Efforts to raise spending at the Federal level – no matter how important – are being stonewalled at every corner. Rare is the Congressman or Senator who dares suggest increased spending – and justifiably so. However, for the much maligned, aging and failing sewer and water infrastructure, falling Federal funding sources have caused a near-panic for some cities and a wild scramble by many others to not only locate other funding sources, but find a way to pay back infrastructure loans. Gaining additional funding at state levels is meeting a similar slate of challenges from local municipalities.
Worse, large cities such as Bakersfield, CA, Birmingham, AL, and Detroit, MI, have declared bankruptcy. While the justifications for declaring financial insolvency by these cities are many, the net result for the underground infrastructure is that it plummets into an even worse state of decay while the courts and cities try to sort things out.
With that backdrop of money woes, it is no wonder that funding issues are the number one concern for more than 80 percent of municipalities across the U.S. These results were revealed in the 17th Annual Underground Construction Municipal Sewer & Water Survey.

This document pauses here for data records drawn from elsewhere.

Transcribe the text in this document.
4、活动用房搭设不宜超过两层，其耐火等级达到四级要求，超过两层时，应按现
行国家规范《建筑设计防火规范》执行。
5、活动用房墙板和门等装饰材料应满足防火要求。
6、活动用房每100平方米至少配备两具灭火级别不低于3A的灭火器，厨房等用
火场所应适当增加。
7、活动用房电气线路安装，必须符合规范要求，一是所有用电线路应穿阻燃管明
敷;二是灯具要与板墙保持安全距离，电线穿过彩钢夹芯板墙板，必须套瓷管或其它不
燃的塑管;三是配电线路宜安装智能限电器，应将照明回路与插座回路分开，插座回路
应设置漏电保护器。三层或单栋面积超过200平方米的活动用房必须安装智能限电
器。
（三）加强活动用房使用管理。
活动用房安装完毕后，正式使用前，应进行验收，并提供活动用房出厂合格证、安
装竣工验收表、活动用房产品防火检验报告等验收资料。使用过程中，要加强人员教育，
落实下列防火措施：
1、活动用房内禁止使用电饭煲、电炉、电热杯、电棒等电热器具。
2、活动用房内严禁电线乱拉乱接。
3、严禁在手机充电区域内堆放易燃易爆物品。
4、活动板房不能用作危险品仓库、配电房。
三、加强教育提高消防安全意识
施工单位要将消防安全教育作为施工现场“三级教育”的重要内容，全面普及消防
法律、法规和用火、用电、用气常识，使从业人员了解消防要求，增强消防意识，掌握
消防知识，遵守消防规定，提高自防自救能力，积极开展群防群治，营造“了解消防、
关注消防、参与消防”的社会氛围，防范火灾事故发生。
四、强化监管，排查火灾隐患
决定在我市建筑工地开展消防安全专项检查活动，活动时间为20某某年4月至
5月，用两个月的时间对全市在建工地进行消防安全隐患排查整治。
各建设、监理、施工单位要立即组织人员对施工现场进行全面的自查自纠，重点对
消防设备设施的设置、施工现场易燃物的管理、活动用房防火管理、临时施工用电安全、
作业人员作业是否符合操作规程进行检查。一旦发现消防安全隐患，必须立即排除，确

The research includes a detailed look at 2014 underground infrastructure spending plans for America’s cities along with insights and perspectives on industry topics and issues from the municipal perspective.
Good news for spending
Despite strong, continuing funding concerns by cities, for the first time in several years, municipalities as a whole are expecting a substantial increase (7.7 percent) in new construction pending for 2014. This optimism runs counter to what many expert prognosticators are predicting for the public infrastructure market in 2014. In total, new construction for sewer/water/storm water piping infrastructure is expected to approach $9.1 billion this year.